The behavior of the backlog argument on TCP sockets changed with Linux 2.2.
Now it specifies the queue length for completely established sockets waiting to be accepted, instead of the number of incomplete connection requests.
The maximum length of the queue for incomplete sockets can be set using /proc/sys/net/ipv4/tcp_max_syn_backlog.
When syncookies are enabled there is no logical maximum length and this setting is ignored.

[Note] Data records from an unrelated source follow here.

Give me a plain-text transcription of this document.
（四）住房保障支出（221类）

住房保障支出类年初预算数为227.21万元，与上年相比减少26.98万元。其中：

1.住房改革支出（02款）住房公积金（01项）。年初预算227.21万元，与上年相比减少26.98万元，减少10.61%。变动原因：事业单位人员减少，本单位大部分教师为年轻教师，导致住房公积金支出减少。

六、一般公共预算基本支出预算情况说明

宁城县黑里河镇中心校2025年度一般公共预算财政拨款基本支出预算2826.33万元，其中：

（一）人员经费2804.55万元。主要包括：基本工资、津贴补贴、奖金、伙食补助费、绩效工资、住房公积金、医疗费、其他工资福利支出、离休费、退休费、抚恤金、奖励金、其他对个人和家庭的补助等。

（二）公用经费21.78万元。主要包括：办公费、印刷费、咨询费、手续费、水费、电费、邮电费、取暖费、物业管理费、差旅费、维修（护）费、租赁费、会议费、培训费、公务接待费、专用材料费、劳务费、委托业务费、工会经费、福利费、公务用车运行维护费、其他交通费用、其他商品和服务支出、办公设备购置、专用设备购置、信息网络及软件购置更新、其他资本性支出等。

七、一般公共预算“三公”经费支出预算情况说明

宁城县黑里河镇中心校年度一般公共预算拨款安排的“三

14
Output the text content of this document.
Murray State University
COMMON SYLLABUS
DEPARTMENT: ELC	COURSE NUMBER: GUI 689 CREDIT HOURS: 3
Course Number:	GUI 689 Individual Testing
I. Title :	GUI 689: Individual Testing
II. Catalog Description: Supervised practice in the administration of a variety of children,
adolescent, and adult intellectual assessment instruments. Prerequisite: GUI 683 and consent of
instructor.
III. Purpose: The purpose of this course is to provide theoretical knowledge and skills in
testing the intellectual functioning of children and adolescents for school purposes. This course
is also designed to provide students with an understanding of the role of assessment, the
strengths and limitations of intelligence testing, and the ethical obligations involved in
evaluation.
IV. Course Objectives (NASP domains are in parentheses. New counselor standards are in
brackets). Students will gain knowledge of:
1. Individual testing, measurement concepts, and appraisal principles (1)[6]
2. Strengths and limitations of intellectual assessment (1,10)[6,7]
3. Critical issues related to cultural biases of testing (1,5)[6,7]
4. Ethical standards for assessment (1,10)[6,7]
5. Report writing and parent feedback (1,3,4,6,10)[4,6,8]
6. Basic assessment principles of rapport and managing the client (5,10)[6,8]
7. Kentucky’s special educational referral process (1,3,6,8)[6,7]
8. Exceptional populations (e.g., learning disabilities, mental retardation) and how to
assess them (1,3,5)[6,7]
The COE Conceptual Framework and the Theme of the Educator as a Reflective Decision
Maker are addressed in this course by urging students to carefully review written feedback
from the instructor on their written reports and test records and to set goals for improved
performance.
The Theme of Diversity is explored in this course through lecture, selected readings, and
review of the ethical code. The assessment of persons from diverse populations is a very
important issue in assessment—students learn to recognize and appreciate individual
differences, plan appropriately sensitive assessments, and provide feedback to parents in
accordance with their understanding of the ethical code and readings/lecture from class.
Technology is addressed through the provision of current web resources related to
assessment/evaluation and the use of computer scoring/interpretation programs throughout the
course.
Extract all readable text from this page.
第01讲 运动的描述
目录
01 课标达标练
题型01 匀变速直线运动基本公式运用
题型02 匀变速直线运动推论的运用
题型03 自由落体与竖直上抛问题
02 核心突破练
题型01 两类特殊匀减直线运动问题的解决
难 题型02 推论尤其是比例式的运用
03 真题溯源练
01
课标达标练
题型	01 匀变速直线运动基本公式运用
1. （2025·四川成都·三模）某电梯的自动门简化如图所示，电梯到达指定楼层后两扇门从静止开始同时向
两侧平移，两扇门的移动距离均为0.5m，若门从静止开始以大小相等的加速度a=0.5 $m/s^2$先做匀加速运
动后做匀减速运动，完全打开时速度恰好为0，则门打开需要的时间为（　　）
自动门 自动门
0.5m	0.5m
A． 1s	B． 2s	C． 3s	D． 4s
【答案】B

See tcp(7) for more information.
If the backlog argument is greater than the value in /proc/sys/net/core/somaxconn, then it is silently truncated to that value;
the default value in this file is 128. In kernels before 2.4.25, this limit was a hard coded value, SOMAXCONN, with the value 128.
man 7 tcp
tcp_abort_on_overflow (Boolean; default: disabled; since Linux 2.4)
Enable resetting connections if the listening service is too slow and unable to keep up and accept them.
It means that if overflow occurred due to a burst, the connection will recover.
Enable this option only if you are really sure that the listening daemon cannot be tuned to accept connections faster.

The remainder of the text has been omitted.